Jan. 2, 2014 at 1:23 PM ET
A photographer, so used to being an observer, is not often found on the other side of the lens. But one mother gave up control of her images for a project that allowed her to bond with her child in a unique way.
In 2008, Emer Gillespie, an Irish artist/photographer based in Brighton, England, started taking photographs for her "Picture You, Picture Me" series, which features her and her daughter Laoisha. Mother and daughter are side-by-side in similar scenes, with Emer taking Laoisha's photo and then Laoisha taking her mother's. Sometimes the photos feature Emer and Laoisha together, each taking turns performing a task, such as braiding each other's hair.
Emer said that the photo series emerged from another project called "Two Homes," which documented Laoisha's two-family home life (her parents are in an "alternative domestic partnership").

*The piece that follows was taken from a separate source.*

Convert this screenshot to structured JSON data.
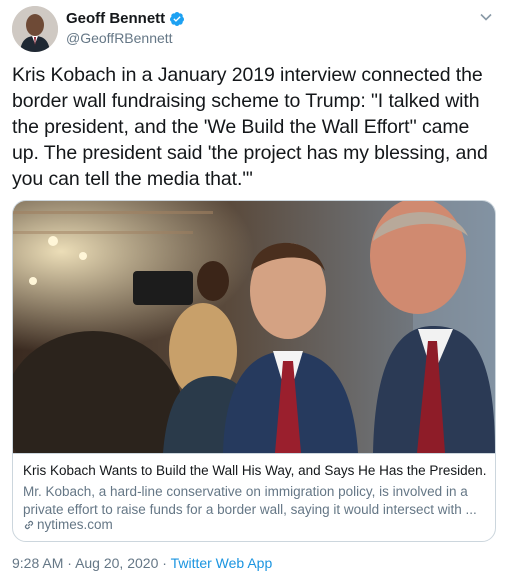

“For me, the real and the personal is one of the strongest forms of photography, so I was already making very personal work allowing viewers an insight into my family life,” Emer told TODAY.com. “As Laoisha was the main subject in this project, and was photographed all the time, she began to request that she took a photo before I took a photo. In my sketchbook, all these double portraits started to appear, and I was fascinated by the photographer/subject role reversal.”

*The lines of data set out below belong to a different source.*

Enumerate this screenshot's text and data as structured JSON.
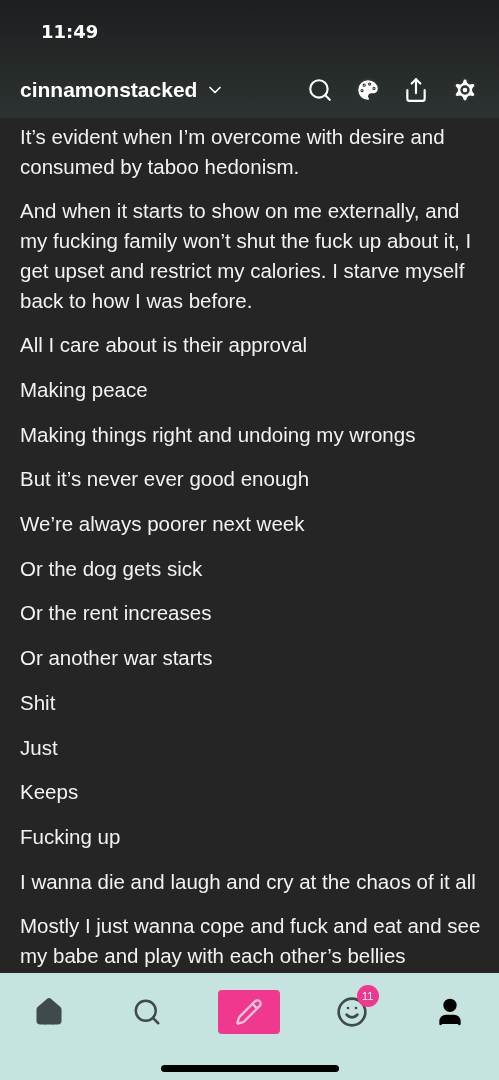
{
  "status_bar": {
    "time": "11:49"
  },
  "header": {
    "blog_name": "cinnamonstacked"
  },
  "post": {
    "paragraphs": [
      "It’s evident when I’m overcome with desire and consumed by taboo hedonism.",
      "And when it starts to show on me externally, and my fucking family won’t shut the fuck up about it, I get upset and restrict my calories. I starve myself back to how I was before.",
      "All I care about is their approval",
      "Making peace",
      "Making things right and undoing my wrongs",
      "But it’s never ever good enough",
      "We’re always poorer next week",
      "Or the dog gets sick",
      "Or the rent increases",
      "Or another war starts",
      "Shit",
      "Just",
      "Keeps",
      "Fucking up",
      "I wanna die and laugh and cry at the chaos of it all",
      "Mostly I just wanna cope and fuck and eat and see my babe and play with each other’s bellies"
    ]
  },
  "tab_bar": {
    "items": [
      {
        "kind": "home"
      },
      {
        "kind": "search"
      },
      {
        "kind": "compose"
      },
      {
        "kind": "activity",
        "badge": "11"
      },
      {
        "kind": "account"
      }
    ]
  }
}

As the project progressed, Emer said that that 11-year-old Laoisha, who has Down syndrome, has benefited from the project, learning how to express herself and become more independent.

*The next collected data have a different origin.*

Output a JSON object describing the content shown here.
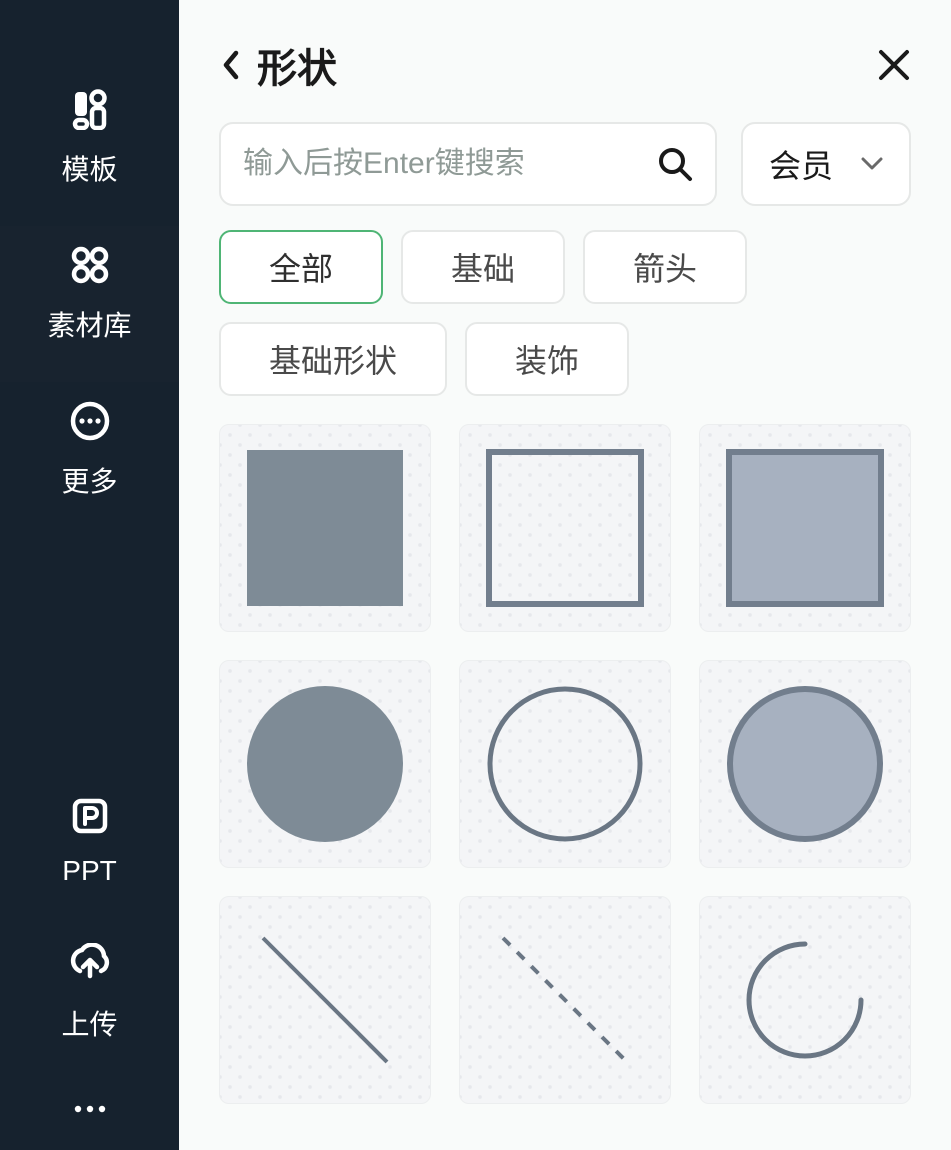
{
  "sidebar": {
    "items": [
      {
        "key": "templates",
        "label": "模板",
        "icon": "templates-icon"
      },
      {
        "key": "assets",
        "label": "素材库",
        "icon": "assets-icon"
      },
      {
        "key": "more",
        "label": "更多",
        "icon": "more-circle-icon"
      },
      {
        "key": "ppt",
        "label": "PPT",
        "icon": "ppt-icon"
      },
      {
        "key": "upload",
        "label": "上传",
        "icon": "upload-icon"
      }
    ]
  },
  "panel": {
    "title": "形状",
    "search": {
      "placeholder": "输入后按Enter键搜索"
    },
    "dropdown": {
      "label": "会员"
    },
    "filters": [
      {
        "key": "all",
        "label": "全部",
        "active": true
      },
      {
        "key": "basic",
        "label": "基础"
      },
      {
        "key": "arrow",
        "label": "箭头"
      },
      {
        "key": "basic-shape",
        "label": "基础形状"
      },
      {
        "key": "decor",
        "label": "装饰"
      }
    ],
    "shapes": [
      {
        "id": "square-filled",
        "name": "square-filled"
      },
      {
        "id": "square-outline",
        "name": "square-outline"
      },
      {
        "id": "square-filled-stroke",
        "name": "square-filled-stroke"
      },
      {
        "id": "circle-filled",
        "name": "circle-filled"
      },
      {
        "id": "circle-outline",
        "name": "circle-outline"
      },
      {
        "id": "circle-filled-stroke",
        "name": "circle-filled-stroke"
      },
      {
        "id": "line-solid",
        "name": "line-solid"
      },
      {
        "id": "line-dashed",
        "name": "line-dashed"
      },
      {
        "id": "arc",
        "name": "arc"
      }
    ],
    "colors": {
      "shape_fill_dark": "#7e8b96",
      "shape_fill_light": "#a7b1c0",
      "shape_stroke": "#727e8d",
      "shape_stroke_dark": "#6a7684"
    }
  }
}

“Laoisha’s verbal and visual language, especially at the beginning, were quite limited, and so this was an invaluable way of spending time one on one, and allowing her to choose positions, facial expressions and activities. She really thrives in learning new things, taking control and then seeing the prints.” For example, Laoisha often suggests ideas for the photos, such as the one featuring the two jumping on beds or styling each other's hair.
While the photo series has received critical acclaim, including being named to Critical Mass’ Top 50 portfolio of 2013, and has been exhibited in New York, London and Portugal, Emer said that she wants to continue the project only as long as Laoisha is interested. “As soon as she expresses her wish to not take part in the project, it will end,” she said. Emer added that she would like to make a book of the photos for her daughter’s 18th birthday, noting that “if the project continues to then, I would be delighted.”
For parents who would like to try a similar photo project with their children, Emer suggests not focusing on the pictures, but the experience itself.
“I think the most important thing is to enjoy the session, without worrying too much about what the images will turn out like. Some of the images Laoisha has taken have been out of focus, but that’s (OK).
“The more they feel like they are making the decisions and influencing the images, the more they will enjoy it.”